Google+
Loading...
DUNIA
Penulis: Wim Goissler 20:10 WIB | Minggu, 16 Juli 2017

Peter O'Neill Siap Bentuk Pemerintahan Baru PNG

Perdana Menteri Papua Nugini, Peter O Neill (Foto: RNZI / Koro Vaka'uta)

SYDNEY, SATUHARAPAN.COM - Perdana Menteri Papua Nugini (PNG), Peter O'Neill, memastikan kemenangan masa jabatan keempat di parlemen, membuka peluang bagi dirinya untuk memimpin kembali sebagai PM Papua Nugini.

Kendati demikian belum dapat dipastikan siapa yang akan memimpin pemerintahan Papua Nugini sebelum hasil pemilu diumumkan paling cepat akhir bulan ini.

O'Neill mengantongi 48.714 suara, atau 78 persen dari semua surat suara yang masuk di distrik Ialibu-Pangia, menurut siaran pers kantornya pada hari ini (15/07).

"Janji kami kepada masyarakat jelas dan bisa disampaikan, dan kami memiliki rekam jejak yang terbukti untuk mewujudkan janji kami," kata O'Neill kepada para pendukungnya di Southern Highlands Province, dilaporkan oleh Reuters.

Partai Kongres Rakyat yang dia pimpin, lanjut dia, siap untuk membentuk pemerintahan berikutnya.

Analis memperkirakan persaingan yang sangat  ketat akan terjadi antara partai O'Neill dan saingan utamanya, mantan Menkeu, Patrick Pruaitch. Yang disebut belakangan ini telah membentuk sebuah koalisi dengan beberapa pemimpin partai oposisi, menjanjikan untuk mendorong pertumbuhan dan menstabilkan ekonomi.

Sam Basil, pemimpin oposisi Partai Pangu, berjanji untuk mengakhiri ekspor sumber daya alam mentah dan menciptakan lapangan kerja.

Pemilu di PNG telah dirusak oleh laporan tentang banyaknya gangguan  termasuk pemilih yang tidak masuk dalam daftar pemilih. Hal ini telah memperburuk suasana di negara itu, yang memiliki sejarah kekerasan pemilu dan korupsi.

Meskipun memiliki kekayaan mineral, yang mencakup pabrik LNG Exxon Mobil senilai $ 20 miliar, hampir 8 juta penduduknya tinggal pada tingkat subsisten.

Pemimpin oposisi sebelum ini telah mengeritik manajemen ekonomi O Neill, termasuk caranya mengelola defisit anggaran yang telah membengkak dalam beberapa tahun terakhir seiring dengan anjloknya harga minyak dan gas.

Pekan lalu, Commonwealth Observer Group mengatakan bahwa mereka khawatir dengan laporan tentang kekerasan dan pembelian suara terkait pemilihan. Dalam beberapa kasus hal itu dilakukan  melalui penggunaan sumber daya negara dan dana pembangunan.

Mereka merekomendasikan perlunya segera tinjauan terhadap proses pemilihan dan pemerintah PNG meningkatkan keakuratan daftar pemilih.

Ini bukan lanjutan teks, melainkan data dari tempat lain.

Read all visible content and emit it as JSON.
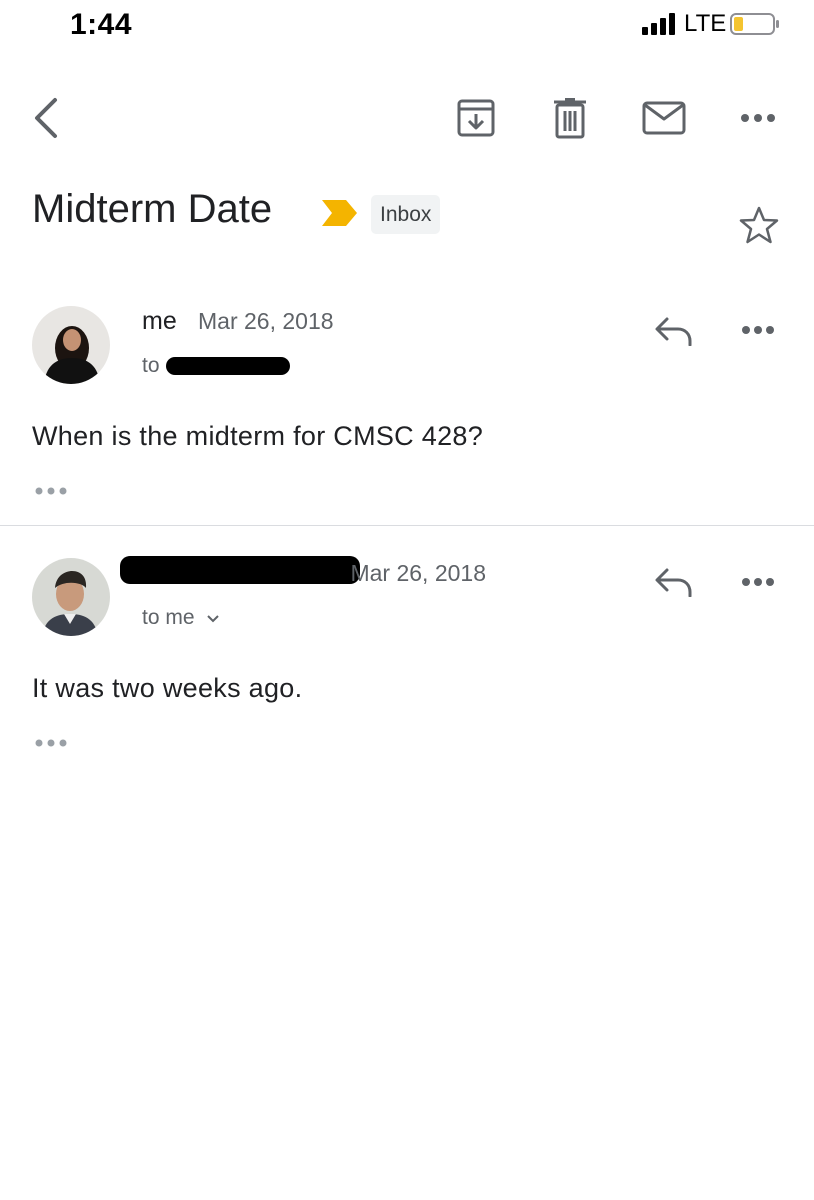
{
  "status_bar": {
    "time": "1:44",
    "carrier": "LTE",
    "battery_color": "#f4c430"
  },
  "toolbar": {
    "back_icon": "chevron-left-icon",
    "archive_icon": "archive-icon",
    "delete_icon": "trash-icon",
    "mark_unread_icon": "mail-icon",
    "more_icon": "more-horizontal-icon"
  },
  "thread": {
    "subject": "Midterm Date",
    "label": "Inbox",
    "importance_color": "#f4b400",
    "messages": [
      {
        "sender": "me",
        "date": "Mar 26, 2018",
        "recipient": "to",
        "body": "When is the midterm for CMSC 428?"
      },
      {
        "sender": "",
        "date": "Mar 26, 2018",
        "recipient": "to me",
        "body": "It was two weeks ago."
      }
    ]
  }
}
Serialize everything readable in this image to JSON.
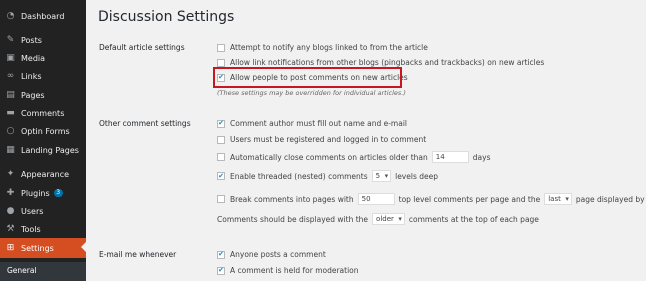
{
  "sidebar": {
    "items": [
      {
        "label": "Dashboard",
        "icon": "dashboard-icon"
      },
      {
        "label": "Posts",
        "icon": "pin-icon"
      },
      {
        "label": "Media",
        "icon": "media-icon"
      },
      {
        "label": "Links",
        "icon": "links-icon"
      },
      {
        "label": "Pages",
        "icon": "pages-icon"
      },
      {
        "label": "Comments",
        "icon": "comments-icon"
      },
      {
        "label": "Optin Forms",
        "icon": "optin-icon"
      },
      {
        "label": "Landing Pages",
        "icon": "landing-pages-icon"
      },
      {
        "label": "Appearance",
        "icon": "appearance-icon"
      },
      {
        "label": "Plugins",
        "icon": "plugins-icon",
        "badge": "3"
      },
      {
        "label": "Users",
        "icon": "users-icon"
      },
      {
        "label": "Tools",
        "icon": "tools-icon"
      },
      {
        "label": "Settings",
        "icon": "settings-icon",
        "active": true
      }
    ],
    "submenu_first": "General"
  },
  "page": {
    "title": "Discussion Settings"
  },
  "default_article": {
    "label": "Default article settings",
    "options": [
      {
        "label": "Attempt to notify any blogs linked to from the article",
        "checked": false
      },
      {
        "label": "Allow link notifications from other blogs (pingbacks and trackbacks) on new articles",
        "checked": false
      },
      {
        "label": "Allow people to post comments on new articles",
        "checked": true
      }
    ],
    "note": "(These settings may be overridden for individual articles.)"
  },
  "other_comment": {
    "label": "Other comment settings",
    "author_fill": "Comment author must fill out name and e-mail",
    "registered": "Users must be registered and logged in to comment",
    "auto_close_pre": "Automatically close comments on articles older than",
    "auto_close_days": "14",
    "auto_close_post": "days",
    "threaded_pre": "Enable threaded (nested) comments",
    "threaded_levels": "5",
    "threaded_post": "levels deep",
    "break_pre": "Break comments into pages with",
    "break_count": "50",
    "break_mid": "top level comments per page and the",
    "break_page": "last",
    "break_post": "page displayed by default",
    "order_pre": "Comments should be displayed with the",
    "order_value": "older",
    "order_post": "comments at the top of each page",
    "checked": {
      "author_fill": true,
      "registered": false,
      "auto_close": false,
      "threaded": true,
      "break": false
    }
  },
  "email_me": {
    "label": "E-mail me whenever",
    "options": [
      {
        "label": "Anyone posts a comment",
        "checked": true
      },
      {
        "label": "A comment is held for moderation",
        "checked": true
      }
    ]
  },
  "colors": {
    "sidebar_bg": "#222222",
    "active_bg": "#d54e21",
    "highlight_border": "#c9171f",
    "checkmark": "#1e8cbe"
  }
}
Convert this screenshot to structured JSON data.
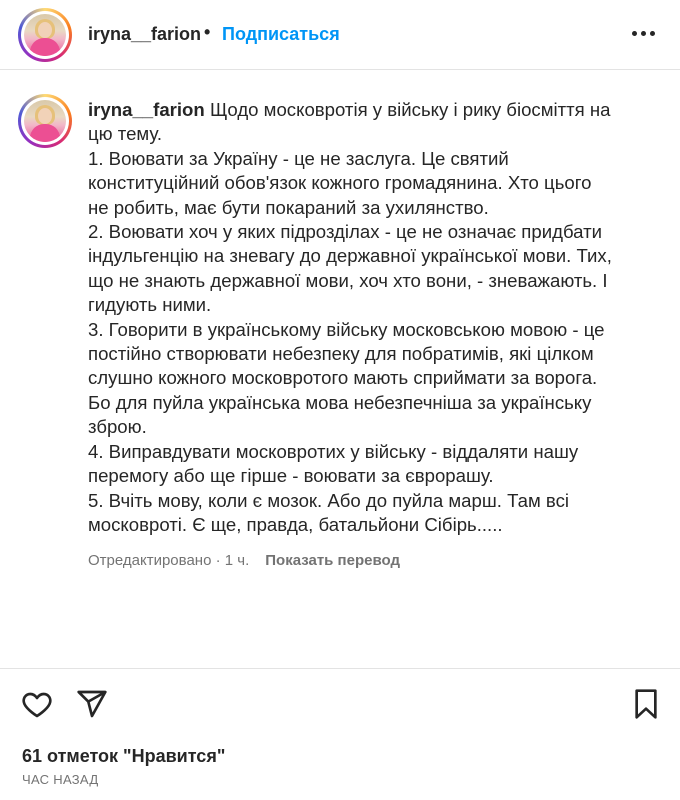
{
  "header": {
    "username": "iryna__farion",
    "separator": "•",
    "follow_label": "Подписаться",
    "more_icon": "more-horizontal-icon"
  },
  "post": {
    "caption_username": "iryna__farion",
    "caption_lines": [
      "Щодо московротія у війську і рику біосміття на",
      "цю тему.",
      "1. Воювати за Україну - це не заслуга. Це святий",
      "конституційний обов'язок кожного громадянина. Хто цього",
      "не робить, має бути покараний за ухилянство.",
      "2. Воювати хоч у яких підрозділах - це не означає придбати",
      "індульгенцію на зневагу до державної української мови. Тих,",
      "що не знають державної мови, хоч хто вони, - зневажають. І",
      "гидують ними.",
      "3. Говорити в українському війську московською мовою - це",
      "постійно створювати небезпеку для побратимів, які цілком",
      "слушно кожного московротого мають сприймати за ворога.",
      "Бо для пуйла українська мова небезпечніша за українську",
      "зброю.",
      "4. Виправдувати московротих у війську - віддаляти нашу",
      "перемогу або ще гірше - воювати за єврорашу.",
      "5. Вчіть мову, коли є мозок. Або до пуйла марш. Там всі",
      "московроті. Є ще, правда, батальйони Сібірь....."
    ],
    "edited_label": "Отредактировано · 1 ч.",
    "translate_label": "Показать перевод"
  },
  "actions": {
    "like_icon": "heart-icon",
    "share_icon": "send-icon",
    "save_icon": "bookmark-icon"
  },
  "footer": {
    "likes_text": "61 отметок \"Нравится\"",
    "time_text": "ЧАС НАЗАД"
  },
  "colors": {
    "accent": "#0095f6",
    "text": "#262626",
    "muted": "#737373",
    "divider": "#e3e3e3"
  }
}
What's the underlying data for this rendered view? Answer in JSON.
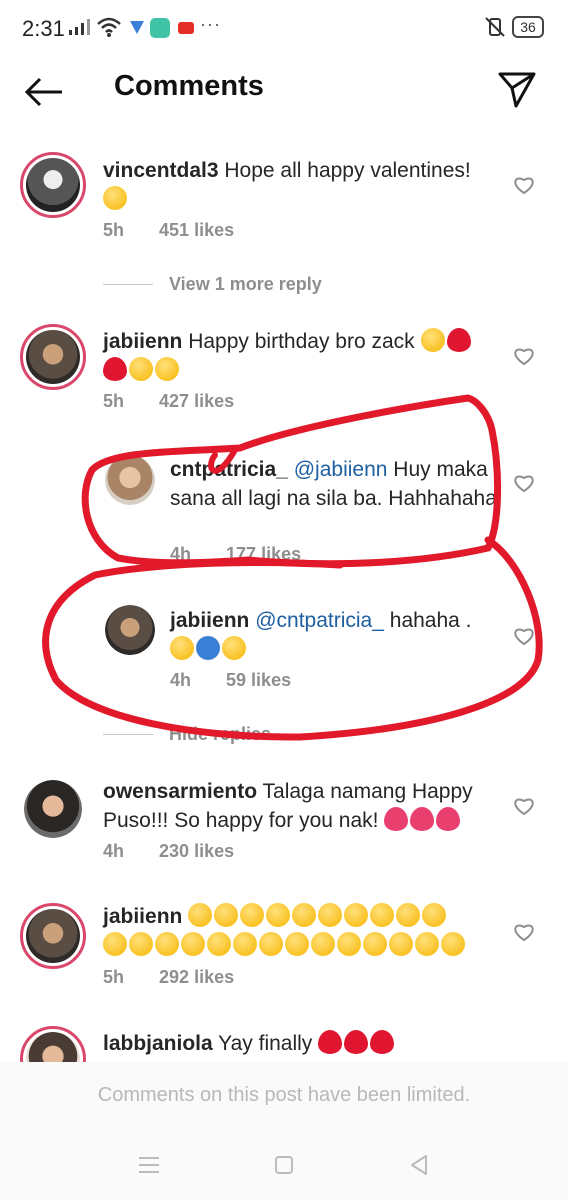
{
  "status_bar": {
    "time": "2:31",
    "battery": "36"
  },
  "header": {
    "title": "Comments"
  },
  "comments": [
    {
      "user": "vincentdal3",
      "text": "Hope all happy valentines!",
      "time": "5h",
      "likes": "451 likes",
      "view_replies": "View 1 more reply"
    },
    {
      "user": "jabiienn",
      "text": "Happy birthday bro zack",
      "time": "5h",
      "likes": "427 likes"
    },
    {
      "user": "cntpatricia_",
      "mention": "@jabiienn",
      "text": "Huy maka sana all lagi na sila ba. Hahhahaha",
      "time": "4h",
      "likes": "177 likes"
    },
    {
      "user": "jabiienn",
      "mention": "@cntpatricia_",
      "text": "hahaha .",
      "time": "4h",
      "likes": "59 likes",
      "hide_replies": "Hide replies"
    },
    {
      "user": "owensarmiento",
      "text": "Talaga namang Happy Puso!!! So happy for you nak!",
      "time": "4h",
      "likes": "230 likes"
    },
    {
      "user": "jabiienn",
      "text": "",
      "time": "5h",
      "likes": "292 likes"
    },
    {
      "user": "labbjaniola",
      "text": "Yay finally"
    }
  ],
  "footer": {
    "limited_text": "Comments on this post have been limited."
  },
  "icons": {
    "back": "arrow-left-icon",
    "send": "direct-message-icon",
    "like": "heart-outline-icon",
    "nav": [
      "menu-icon",
      "home-square-icon",
      "back-triangle-icon"
    ]
  },
  "colors": {
    "mention": "#1d5fa0",
    "annotation": "#e2192b",
    "meta": "#8e8e8e"
  }
}
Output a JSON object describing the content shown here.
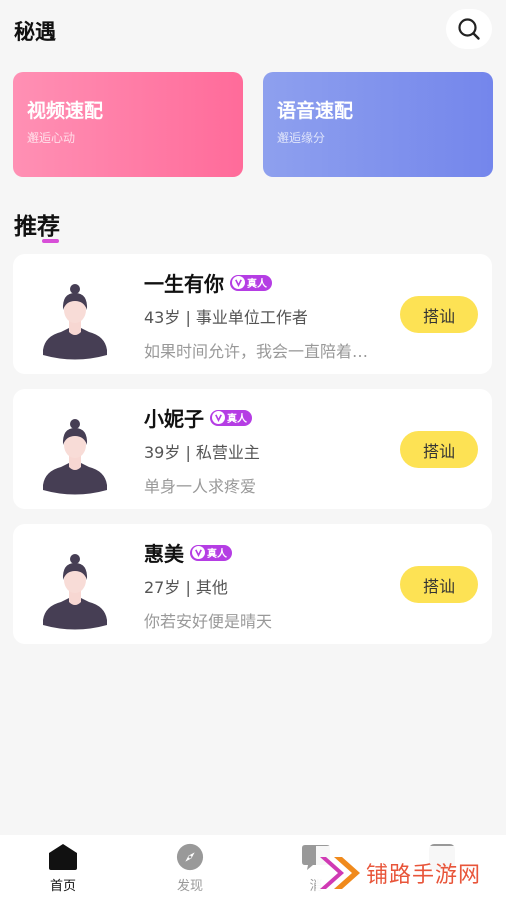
{
  "header": {
    "title": "秘遇"
  },
  "match": [
    {
      "title": "视频速配",
      "subtitle": "邂逅心动"
    },
    {
      "title": "语音速配",
      "subtitle": "邂逅缘分"
    }
  ],
  "section": {
    "title": "推荐"
  },
  "users": [
    {
      "name": "一生有你",
      "badge": "真人",
      "info": "43岁 | 事业单位工作者",
      "bio": "如果时间允许，我会一直陪着…",
      "action": "搭讪"
    },
    {
      "name": "小妮子",
      "badge": "真人",
      "info": "39岁 | 私营业主",
      "bio": "单身一人求疼爱",
      "action": "搭讪"
    },
    {
      "name": "惠美",
      "badge": "真人",
      "info": "27岁 | 其他",
      "bio": "你若安好便是晴天",
      "action": "搭讪"
    }
  ],
  "tabbar": {
    "items": [
      {
        "label": "首页",
        "active": true
      },
      {
        "label": "发现",
        "active": false
      },
      {
        "label": "消",
        "active": false
      },
      {
        "label": "",
        "active": false
      }
    ]
  },
  "watermark": {
    "text": "铺路手游网"
  },
  "colors": {
    "video_card": "#ff6b9a",
    "voice_card": "#7486ec",
    "accent_purple": "#b53de4",
    "chat_button": "#fde254",
    "tab_active": "#111111",
    "tab_inactive": "#999999"
  }
}
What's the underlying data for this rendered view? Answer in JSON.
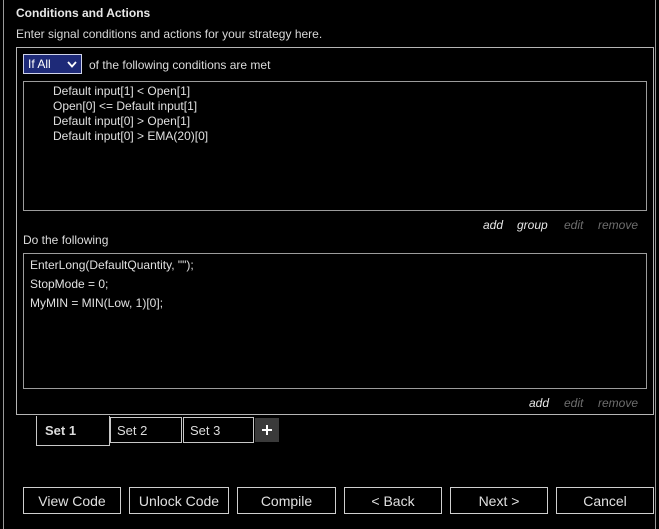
{
  "header": {
    "title": "Conditions and Actions",
    "subtitle": "Enter signal conditions and actions for your strategy here."
  },
  "conditions": {
    "mode_selected": "If All",
    "mode_suffix": "of the following conditions are met",
    "lines": [
      "Default input[1] < Open[1]",
      "Open[0] <= Default input[1]",
      "Default input[0] > Open[1]",
      "Default input[0] > EMA(20)[0]"
    ],
    "links": {
      "add": "add",
      "group": "group",
      "edit": "edit",
      "remove": "remove"
    }
  },
  "actions": {
    "label": "Do the following",
    "lines": [
      "EnterLong(DefaultQuantity, \"\");",
      "StopMode = 0;",
      "MyMIN = MIN(Low, 1)[0];"
    ],
    "links": {
      "add": "add",
      "edit": "edit",
      "remove": "remove"
    }
  },
  "sets": {
    "tabs": [
      "Set 1",
      "Set 2",
      "Set 3"
    ],
    "active": "Set 1",
    "add_icon": "plus-icon"
  },
  "footer": {
    "view_code": "View Code",
    "unlock_code": "Unlock Code",
    "compile": "Compile",
    "back": "< Back",
    "next": "Next >",
    "cancel": "Cancel"
  },
  "colors": {
    "background": "#000000",
    "dropdown_bg": "#1e2a78",
    "text": "#dcdcdc",
    "disabled_link": "#6e6e6e"
  }
}
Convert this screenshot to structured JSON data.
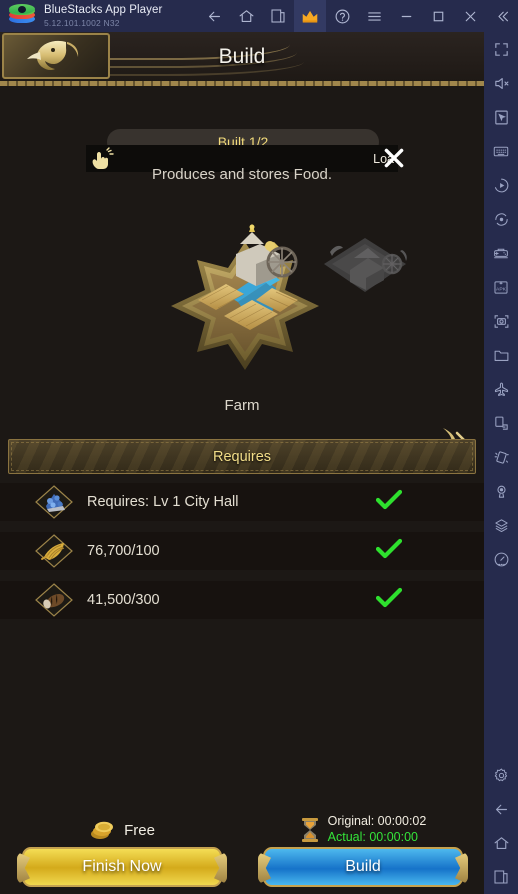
{
  "titlebar": {
    "app_name": "BlueStacks App Player",
    "version": "5.12.101.1002  N32",
    "buttons": [
      {
        "name": "back",
        "icon": "back-arrow-icon"
      },
      {
        "name": "home",
        "icon": "home-icon"
      },
      {
        "name": "multi-instance",
        "icon": "copy-icon"
      },
      {
        "name": "premium",
        "icon": "crown-icon"
      },
      {
        "name": "help",
        "icon": "question-circle-icon"
      },
      {
        "name": "menu",
        "icon": "hamburger-icon"
      },
      {
        "name": "minimize",
        "icon": "minimize-icon"
      },
      {
        "name": "maximize",
        "icon": "maximize-icon"
      },
      {
        "name": "close",
        "icon": "close-icon"
      },
      {
        "name": "collapse",
        "icon": "double-chevron-left-icon"
      }
    ]
  },
  "sidebar": {
    "items": [
      {
        "name": "fullscreen",
        "icon": "fullscreen-icon"
      },
      {
        "name": "mute",
        "icon": "speaker-mute-icon"
      },
      {
        "name": "cursor-lock",
        "icon": "cursor-icon"
      },
      {
        "name": "keyboard-controls",
        "icon": "keyboard-icon"
      },
      {
        "name": "macro-play",
        "icon": "play-circle-icon"
      },
      {
        "name": "sync-operations",
        "icon": "sync-circle-icon"
      },
      {
        "name": "game-controls",
        "icon": "gamepad-icon"
      },
      {
        "name": "install-apk",
        "icon": "apk-icon"
      },
      {
        "name": "screenshot",
        "icon": "camera-icon"
      },
      {
        "name": "media-manager",
        "icon": "folder-icon"
      },
      {
        "name": "eco-mode",
        "icon": "airplane-icon"
      },
      {
        "name": "rotate",
        "icon": "rotate-screen-icon"
      },
      {
        "name": "shake",
        "icon": "shake-icon"
      },
      {
        "name": "location",
        "icon": "location-pin-icon"
      },
      {
        "name": "layers",
        "icon": "layers-icon"
      },
      {
        "name": "performance",
        "icon": "speedometer-icon"
      },
      {
        "name": "settings",
        "icon": "gear-icon"
      },
      {
        "name": "android-back",
        "icon": "back-arrow-icon"
      },
      {
        "name": "android-home",
        "icon": "home-icon"
      },
      {
        "name": "android-recents",
        "icon": "recents-icon"
      }
    ]
  },
  "game": {
    "header_title": "Build",
    "crest_icon": "eagle-head-emblem",
    "built_counter": "Built 1/2",
    "loading_label": "Loa",
    "tap_icon": "tap-hand-icon",
    "close_label": "✕",
    "description": "Produces and stores Food.",
    "building_name": "Farm",
    "next_arrow_icon": "double-chevron-right-icon",
    "requires_header": "Requires",
    "requirements": [
      {
        "icon": "city-hall-icon",
        "label": "Requires: Lv 1 City Hall",
        "status_icon": "check-icon",
        "met": true
      },
      {
        "icon": "wheat-icon",
        "label": "76,700/100",
        "status_icon": "check-icon",
        "met": true
      },
      {
        "icon": "wood-icon",
        "label": "41,500/300",
        "status_icon": "check-icon",
        "met": true
      }
    ],
    "footer": {
      "cost_icon": "gold-coins-icon",
      "cost_label": "Free",
      "finish_button": "Finish Now",
      "timer_icon": "hourglass-icon",
      "time_original": "Original: 00:00:02",
      "time_actual": "Actual: 00:00:00",
      "build_button": "Build"
    }
  },
  "colors": {
    "titlebar_bg": "#262b4d",
    "game_bg": "#1c1815",
    "gold_text": "#f2dd88",
    "green_status": "#34e43a",
    "accent_gold": "#c5a24f",
    "accent_blue": "#1673c9"
  }
}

Ada beberapa "insiden yang tidak menguntungkan", kata O'Neill, namun pemilihan tersebut sukses secara keseluruhan.

"Dalam pemilihan di masa lalu, ratusan orang telah terbunuh melalui kekerasan pemilu, dan tahun ini kami melihat proses pemilihan yang sangat lamban."

O'Neill, yang mulai berkuasa pada tahun 2012, berjanji untuk mengendalikan korupsi, telah menghadapi tuduhan mengizinkan pembayaran penipuan jutaan dolar kepada sebuah firma hukum terkemuka.

Pada tahun 2014, sebuah badan pengawas anti-korupsi mengeluarkan perintah penangkapan dirinya atas insiden tersebut, yang disangkal oleh O'Neill. Dia menolak untuk mematuhi perintah itu dan menghentikan pendanaan badan pengawas anti korupsi tersebut.

Di Papua Nugini, kekuasaan eksekutif terletak pada Perdana Menteri, yang mengepalai kabinet. PM dipilih oleh anggota parlemen nasionak, yang memiliki 109 kursi, 20 di antaranya ditempati oleh para gubernur dari 19 provinsi dan Distrik Ibukota Nasional.